Since becoming a regular on the PGA Tour in 2003, the dual Emirates Australian Open champion had not missed the FedEx Cup playoffs until last year when his world ranking slumped to a year-end low of No.419.

“This year I’ve been playing on past champion status, asking for invites (and) I’ve never done that before … I probably wouldn’t be sitting here without those tournaments (who’ve helped me out),” he said after leaping up to 41st in this year’s FedEx Cup standings.

“It’s a relief to plan your schedule, but going forward the confidence you get is pretty exciting, I’m pretty pumped.”

Baddeley paid tribute to coach Scott Hamilton for finding a swing trigger a year ago last week that he’s progressively worked through as he fought for his career.

“Scott pointed out one main thing in my swing (that was) holding me back. My ball striking is now a lot more consistent and I have a lot more good days and my bad isn’t as bad.

“My confidence was way down last year, (even) thinking of what I can do outside golf (such as) green design. But I had a couple of top-10s early (this season) and my confidence has just been building.

“It’s just great.”

Baddeley finished with a 5-under 66 to match Kim at 18 under after the Korean bogeyed the last hole in regulation. Baddeley had been 11 strokes off the midway lead of Jhonattan Vegas.

The playoff meandered with few genuine chances until the fourth extra hole.

“I was just telling myself, `Let's end this right here. Come on’,”Baddeley said.

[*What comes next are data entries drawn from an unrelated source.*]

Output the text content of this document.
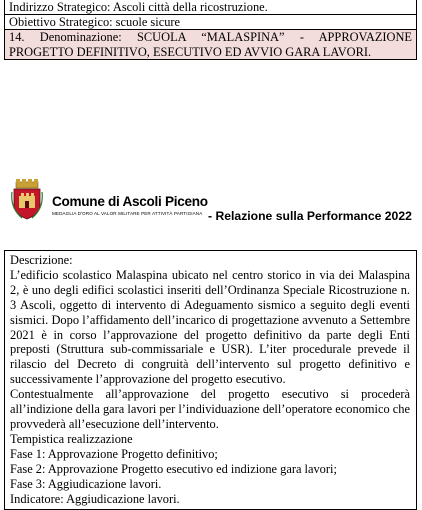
Indirizzo Strategico: Ascoli città della ricostruzione.
Obiettivo Strategico: scuole sicure
14. Denominazione: SCUOLA “MALASPINA” - APPROVAZIONE
PROGETTO DEFINITIVO, ESECUTIVO ED AVVIO GARA LAVORI.
Comune di Ascoli Piceno
MEDAGLIA D'ORO AL VALOR MILITARE PER ATTIVITÀ PARTIGIANA - Relazione sulla Performance 2022

Descrizione:

L’edificio scolastico Malaspina ubicato nel centro storico in via dei Malaspina 2, è uno degli edifici scolastici inseriti dell’Ordinanza Speciale Ricostruzione n. 3 Ascoli, oggetto di intervento di Adeguamento sismico a seguito degli eventi sismici. Dopo l’affidamento dell’incarico di progettazione avvenuto a Settembre 2021 è in corso l’approvazione del progetto definitivo da parte degli Enti preposti (Struttura sub-commissariale e USR). L’iter procedurale prevede il rilascio del Decreto di congruità dell’intervento sul progetto definitivo e successivamente l’approvazione del progetto esecutivo.

Contestualmente all’approvazione del progetto esecutivo si procederà all’indizione della gara lavori per l’individuazione dell’operatore economico che provvederà all’esecuzione dell’intervento.

Tempistica realizzazione

Fase 1: Approvazione Progetto definitivo;

Fase 2: Approvazione Progetto esecutivo ed indizione gara lavori;

Fase 3: Aggiudicazione lavori.

Indicatore: Aggiudicazione lavori.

“The first couple of putts (in the playoff), I didn't quite swing it the way it needed to be swung. I just let it swing and it was going up over the hill and I was like, `Oh wait, this looks really good’.”

Former Auburn University player Michael Johnson finished a stroke back after a 65 in his first professional tournament, a few miles from his former campus.

Vegas opened the day with a three-stroke lead and five holes to go to complete the rain-delayed third round. He posted four bogeys and an eagle over the first nine holes, two days after setting the course record with a 60.

Baddeley's fellow Victorians Stuart Appleby fired a 69 to finish at 13 under and a tie for 11th and Jarrod Lyle a 71 to finish five under and in a tie for 62nd. The five other Aussies in the field missed the cut.